Copyright © 2011 Heather King

Enough

“And all of you is more than enough for all of me, for every thirst and every need.  You satisfy me with your love and all I have in you is more than enough.”
Jeremy Camp, Enough

Last summer at a pool party, confident after a few swimming lessons,  my daughter didn’t wait for her dad to put on her “floaties.”   Instead, she just hopped in the pool while my husband was helping her sister get ready.   She thought she could handle it—this preschool swimming class expert.  Unfortunately, she started to sink.  So, she freaked out and struggled.  That made it worse.

It took less than a second for my husband to reach in the pool and grab her up.  To her, that split second seemed to last forever.

On this very same day last week, I felt like I was sinking.  I freaked out.  I struggled.  That made it worse.  This brief moment in my life seemed to last forever, but God reached down and grabbed me up.

God blessed me that day with a  good friend who shared with me this verse: “Now what I am commanding you today is not too difficult for you or beyond your reach . . .  No, the word is very near you; it is in your mouth and in your heart so you may obey it” (Deut. 30:11, 14, NIV).   As I struggled to stay above water that day, different portions of that verse would encourage or challenge me and ultimately required me to make some changes.

Not Too Difficult

What God is asking us to do sometimes seems so hard and we want to quit or give up.  Yet, He encourages us to keep going because this is not too difficult or beyond our reach, not with Him helping us.  In our strength, we’ll absolutely sink.  We struggle and flail and cry out for help because we’re overwhelmed with our inability to control our situation.  Yet, as Paul writes “I can do all this through him who gives me strength” (Philippians 4:13, NIV).  Isaiah writes: “So do not fear, for I am with you; do not be dismayed, for I am your God. I will strengthen you and help you; I will uphold you with my righteous right hand” (Isaiah 41:10, NIV).  As long as we remain with Him, held up by His “righteous right hand,” we will not sink, no matter how unable we are to swim in our own strength and abilities.

Today

The Deuteronomy verse tells us, “Now what I am commanding you today is not too difficult.”  My friend reminded me that I only need to focus on obeying God’s command for me today.  If I worry about ten years from now, that’ll be too difficult.  Even trying to get ahead of myself by one day can send me to the bottom of a pool!  I look at my month-long calendar and sometimes I lose my breath.  How will I get it all done?  Will I sleep this month?  If I can just make it until next month, I’ll be okay.  And then I flip the page of the calendar and feel overwhelmed again.

But, today and just for today, God is asking me to do things that are not too difficult.

What I Am Commanding You

After my friend shared this verse with me, I meditated on it all day.  I used it as a pep talk for myself: “You can do it.  It’s not too difficult.  You can get it all done and handle all this.”  Then, I realized that I really couldn’t do it.  This was actually far too difficult for me.  I was sinking, no question about it.
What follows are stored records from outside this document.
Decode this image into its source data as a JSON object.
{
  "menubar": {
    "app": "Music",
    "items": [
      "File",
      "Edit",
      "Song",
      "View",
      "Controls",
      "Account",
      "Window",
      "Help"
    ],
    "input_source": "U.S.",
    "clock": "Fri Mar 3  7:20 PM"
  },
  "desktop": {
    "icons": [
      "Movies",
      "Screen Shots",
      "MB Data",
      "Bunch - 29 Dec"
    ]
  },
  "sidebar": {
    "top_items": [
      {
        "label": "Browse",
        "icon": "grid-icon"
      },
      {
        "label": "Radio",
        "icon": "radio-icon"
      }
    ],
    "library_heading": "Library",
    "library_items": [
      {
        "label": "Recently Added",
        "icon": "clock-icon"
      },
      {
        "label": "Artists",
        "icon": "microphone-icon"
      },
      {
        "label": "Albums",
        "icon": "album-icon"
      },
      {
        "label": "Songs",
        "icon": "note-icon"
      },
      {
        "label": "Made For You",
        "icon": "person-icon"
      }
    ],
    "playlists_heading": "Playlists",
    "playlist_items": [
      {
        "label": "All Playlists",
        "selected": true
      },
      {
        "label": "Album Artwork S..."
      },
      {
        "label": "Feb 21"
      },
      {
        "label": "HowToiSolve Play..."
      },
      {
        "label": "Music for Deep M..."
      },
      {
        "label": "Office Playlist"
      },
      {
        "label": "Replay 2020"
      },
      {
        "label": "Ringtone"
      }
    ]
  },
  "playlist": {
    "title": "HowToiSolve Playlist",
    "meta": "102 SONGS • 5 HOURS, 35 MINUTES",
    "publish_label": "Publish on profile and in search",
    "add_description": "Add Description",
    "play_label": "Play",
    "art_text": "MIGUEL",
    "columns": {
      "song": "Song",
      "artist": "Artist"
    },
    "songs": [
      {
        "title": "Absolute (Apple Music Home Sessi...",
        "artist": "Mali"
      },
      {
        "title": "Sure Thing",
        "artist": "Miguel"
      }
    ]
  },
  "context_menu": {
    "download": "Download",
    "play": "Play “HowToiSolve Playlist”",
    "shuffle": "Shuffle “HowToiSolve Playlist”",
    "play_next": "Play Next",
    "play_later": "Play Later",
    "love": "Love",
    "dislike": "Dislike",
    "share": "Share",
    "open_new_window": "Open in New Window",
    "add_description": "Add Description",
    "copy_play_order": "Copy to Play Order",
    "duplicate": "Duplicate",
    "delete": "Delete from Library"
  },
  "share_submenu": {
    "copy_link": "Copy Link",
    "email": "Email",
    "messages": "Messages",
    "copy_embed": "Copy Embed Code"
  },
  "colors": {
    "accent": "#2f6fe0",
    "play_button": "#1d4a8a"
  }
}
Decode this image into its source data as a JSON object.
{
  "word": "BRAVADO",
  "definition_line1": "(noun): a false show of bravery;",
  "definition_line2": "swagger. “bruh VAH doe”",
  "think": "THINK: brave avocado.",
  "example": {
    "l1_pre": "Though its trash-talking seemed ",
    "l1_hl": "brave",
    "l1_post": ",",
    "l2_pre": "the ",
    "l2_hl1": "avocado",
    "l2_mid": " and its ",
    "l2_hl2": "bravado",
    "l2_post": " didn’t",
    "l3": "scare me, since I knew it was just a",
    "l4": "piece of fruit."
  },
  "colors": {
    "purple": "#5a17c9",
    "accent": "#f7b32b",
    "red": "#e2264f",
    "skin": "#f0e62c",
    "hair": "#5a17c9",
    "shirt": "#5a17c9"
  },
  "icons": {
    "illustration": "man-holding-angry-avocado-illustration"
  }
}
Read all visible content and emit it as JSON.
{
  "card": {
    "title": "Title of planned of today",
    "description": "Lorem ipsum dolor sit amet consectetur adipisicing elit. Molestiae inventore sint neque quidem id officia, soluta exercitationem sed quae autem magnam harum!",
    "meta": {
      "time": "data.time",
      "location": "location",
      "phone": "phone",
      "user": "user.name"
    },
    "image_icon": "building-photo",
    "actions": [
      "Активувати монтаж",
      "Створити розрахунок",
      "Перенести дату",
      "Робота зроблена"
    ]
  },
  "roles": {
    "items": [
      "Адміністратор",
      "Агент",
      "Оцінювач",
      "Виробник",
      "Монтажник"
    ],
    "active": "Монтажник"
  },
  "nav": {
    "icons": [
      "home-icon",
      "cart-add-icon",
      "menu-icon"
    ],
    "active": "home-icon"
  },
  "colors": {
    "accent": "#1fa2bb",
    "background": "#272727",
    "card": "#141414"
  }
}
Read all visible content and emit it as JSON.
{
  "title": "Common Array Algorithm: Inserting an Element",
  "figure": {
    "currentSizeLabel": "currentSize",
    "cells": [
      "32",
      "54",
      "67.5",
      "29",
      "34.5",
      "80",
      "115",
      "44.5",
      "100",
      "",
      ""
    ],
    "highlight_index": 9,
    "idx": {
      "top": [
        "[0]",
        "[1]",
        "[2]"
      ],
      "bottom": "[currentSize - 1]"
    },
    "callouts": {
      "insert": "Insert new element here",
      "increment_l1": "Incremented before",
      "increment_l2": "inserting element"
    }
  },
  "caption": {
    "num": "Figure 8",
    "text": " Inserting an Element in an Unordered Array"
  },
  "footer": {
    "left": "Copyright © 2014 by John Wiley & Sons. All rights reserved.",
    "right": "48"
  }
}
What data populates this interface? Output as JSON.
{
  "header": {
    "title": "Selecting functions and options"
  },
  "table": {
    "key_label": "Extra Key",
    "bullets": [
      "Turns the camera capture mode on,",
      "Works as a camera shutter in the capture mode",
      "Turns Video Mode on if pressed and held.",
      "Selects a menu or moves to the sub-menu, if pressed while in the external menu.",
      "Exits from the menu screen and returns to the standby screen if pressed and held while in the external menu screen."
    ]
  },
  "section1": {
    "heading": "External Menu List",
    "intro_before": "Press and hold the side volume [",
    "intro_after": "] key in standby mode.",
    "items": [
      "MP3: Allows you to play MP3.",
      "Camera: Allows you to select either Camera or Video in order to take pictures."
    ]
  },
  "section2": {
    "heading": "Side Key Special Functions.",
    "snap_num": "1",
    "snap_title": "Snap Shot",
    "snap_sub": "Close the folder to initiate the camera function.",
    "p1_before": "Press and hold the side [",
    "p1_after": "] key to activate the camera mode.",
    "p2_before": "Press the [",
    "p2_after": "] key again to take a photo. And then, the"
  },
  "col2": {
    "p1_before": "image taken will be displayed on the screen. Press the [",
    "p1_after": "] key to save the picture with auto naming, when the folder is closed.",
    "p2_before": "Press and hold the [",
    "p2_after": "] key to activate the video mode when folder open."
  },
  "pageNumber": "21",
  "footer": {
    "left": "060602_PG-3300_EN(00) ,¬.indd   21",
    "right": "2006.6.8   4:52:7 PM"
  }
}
So then, what was I doing wrong?  I was trying to do what God was commanding me and then some.  God had told me I needed to quit my job and I had put Him off until it was more convenient for me to obey.  I can’t add to God’s commands and expect Him to hold me up out of the water.  In that case, it’s my own fault I’m sinking!  Walking in obedience brings me freedom and the promise that God will help me do everything He has asked of me.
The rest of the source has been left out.